Shares of ZIM Integrated Shipping Services Ltd. (NYSE: ZIM) rose by as much as 16.7% in a single day, as most bearish traders were forced to bail out of their short views for this company. The rally is 100% accredited to the recent second quarter 2024 earnings announcement, which pointed ZIM’s financials in the right direction today despite all of the potential issues brewing in the background for the global supply chain landscape.

Wall Street analysts reiterated their bullish view on the stock right after the earnings announcement, and that is encouraging for shareholders looking to stick by ZIM in the coming months, especially for those on the sidelines awaiting further confirmation to potentially justify a position in this shipping leader. For the sideliners, here’s what drove the earnings rally for ZIM stock.

ZIM Stock Soars as Key Business Drivers Spark Optimism

Every business and industry has its own set of key performance indicators (KPIs), but the one that every single operator shares is the top line, also known as revenue. This quarter, sales reached $1.93 billion for ZIM, representing a net growth rate of 48% over the past 12 months.

While that could have boosted the stock, it’s not meaningful enough for a nearly 20% rally in one day. Moving deeper into the most common drivers in the business, investors can look into ZIM’s free cash flow (operating cash flow minus capital expenditures), which reached $712 million this quarter, or a jump of 391% over the year.

This shift in free cash flow helped the one metric investors (and markets) care about the most swing into positive territory. Earnings per share (EPS) jumped to $3.84 from a net loss of $2.29 a year prior. That type of recovery fits a double-digit rally more, but there’s more.

Looking into the future, analysts at Jefferies Financial Group reiterated their Buy rating for ZIM stock, with a price boost potentially following shortly after from other banks. Why? ZIM management has already given the public a preview of what the rest of the year might bring.

Shipping volumes are rising, with an 11% increase over the past year alone. Considering the current freight rates (which have also been on the rise), it was easy for management to provide more optimistic guidance moving forward.

ZIM Stock Forecast: Bright Future Ahead for Investors

Considering the current conflicts affecting shipping and freight patterns in the Middle East, especially the Red Sea crisis, freight rates could reach new highs as demand comes online from potentially easing policies in leading nations.

With the Federal Reserve (the Fed) promising interest rate cuts by the end of 2024, business activity—including shipping—might see better days ahead, and ZIM management shows all of these trends working in favor of the company in the following quarters.

Knowing that the future is brighter now for ZIM stock, short interest in the company has been on a downtrend for the past two quarters, a sign of bearish capitulation with sentiment shifts attached. Adding to the momentum and potentially filling in the gaps bears left, up to $143 million in institutional capital has made its way into ZIM stock.

Among these buyers were the company's largest shareholders, Renaissance Technologies, who boosted their stakes by 479.9% as of August 2024 for a net investment of up to $58.4 million. In today's economy, institutional and retail investors might find another bullish factor to justify taking a second look at this stock.

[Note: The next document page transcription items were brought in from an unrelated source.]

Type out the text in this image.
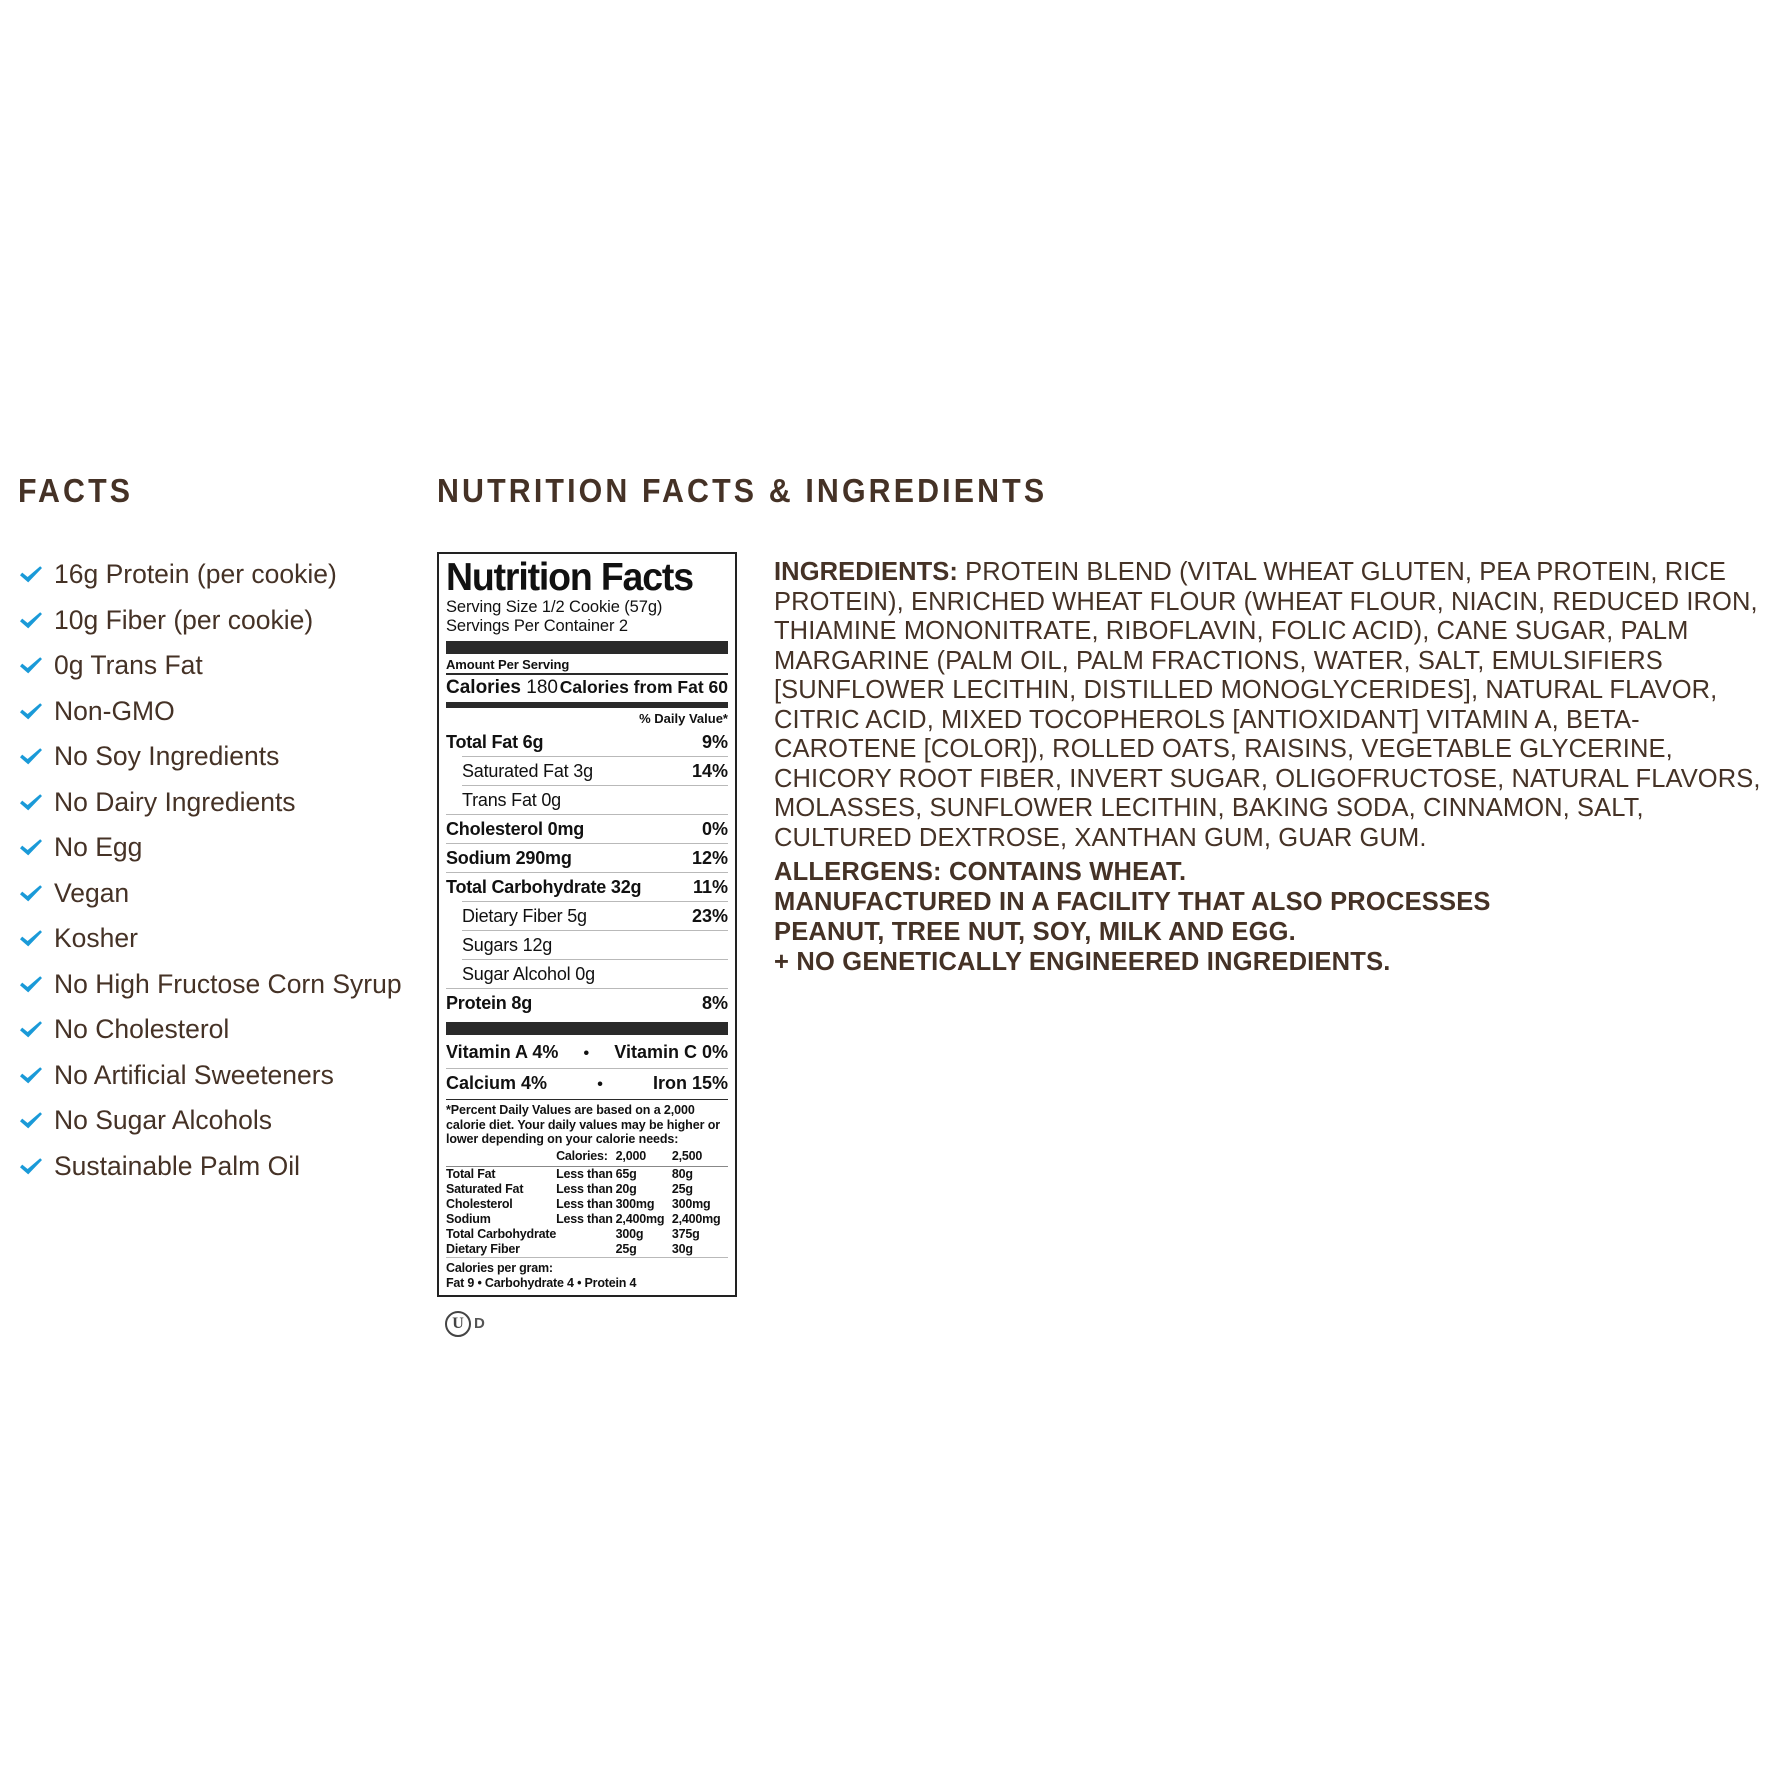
FACTS
16g Protein (per cookie)
10g Fiber (per cookie)
0g Trans Fat
Non-GMO
No Soy Ingredients
No Dairy Ingredients
No Egg
Vegan
Kosher
No High Fructose Corn Syrup
No Cholesterol
No Artificial Sweeteners
No Sugar Alcohols
Sustainable Palm Oil
NUTRITION FACTS & INGREDIENTS
Nutrition Facts
Serving Size 1/2 Cookie (57g)
Servings Per Container 2
Amount Per Serving
Calories 180 Calories from Fat 60
% Daily Value*
Total Fat 6g	9%
Saturated Fat 3g	14%
Trans Fat 0g
Cholesterol 0mg	0%
Sodium 290mg	12%
Total Carbohydrate 32g	11%
Dietary Fiber 5g	23%
Sugars 12g
Sugar Alcohol 0g
Protein 8g	8%
Vitamin A 4%	•	Vitamin C 0%
Calcium 4%	•	Iron 15%
*Percent Daily Values are based on a 2,000 calorie diet. Your daily values may be higher or lower depending on your calorie needs:
	Calories:	2,000	2,500

Total Fat	Less than	65g	80g
Saturated Fat	Less than	20g	25g
Cholesterol	Less than	300mg	300mg
Sodium	Less than	2,400mg	2,400mg
Total Carbohydrate		300g	375g
Dietary Fiber		25g	30g
Calories per gram:
Fat 9 • Carbohydrate 4 • Protein 4
U D

INGREDIENTS: PROTEIN BLEND (VITAL WHEAT GLUTEN, PEA PROTEIN, RICE PROTEIN), ENRICHED WHEAT FLOUR (WHEAT FLOUR, NIACIN, REDUCED IRON, THIAMINE MONONITRATE, RIBOFLAVIN, FOLIC ACID), CANE SUGAR, PALM MARGARINE (PALM OIL, PALM FRACTIONS, WATER, SALT, EMULSIFIERS [SUNFLOWER LECITHIN, DISTILLED MONOGLYCERIDES], NATURAL FLAVOR, CITRIC ACID, MIXED TOCOPHEROLS [ANTIOXIDANT] VITAMIN A, BETA-CAROTENE [COLOR]), ROLLED OATS, RAISINS, VEGETABLE GLYCERINE, CHICORY ROOT FIBER, INVERT SUGAR, OLIGOFRUCTOSE, NATURAL FLAVORS, MOLASSES, SUNFLOWER LECITHIN, BAKING SODA, CINNAMON, SALT, CULTURED DEXTROSE, XANTHAN GUM, GUAR GUM.

ALLERGENS: CONTAINS WHEAT.
MANUFACTURED IN A FACILITY THAT ALSO PROCESSES
PEANUT, TREE NUT, SOY, MILK AND EGG.
+ NO GENETICALLY ENGINEERED INGREDIENTS.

After witnessing the recent financial strength for the quarter, management also boosted the quarterly dividend payout to $0.93 a share, which would come out to be an annualized yield of up to 4.2% today to beat both inflation and GDP growth in the United States.

But here's another significant statistic for those worried about considering a stock after such a big rally. Valuations are typically where the discounts can be justified. For ZIM stock, this opportunity comes in the form of a price-to-book (P/B) multiple.

Trading at only 1.1x P/B puts ZIM stock below the transportation sector's average valuation of 2.05x, and that's where investors can rest assured that more upside could be ahead for this company, especially with the new guidance and the bottlenecking state of the shipping industry.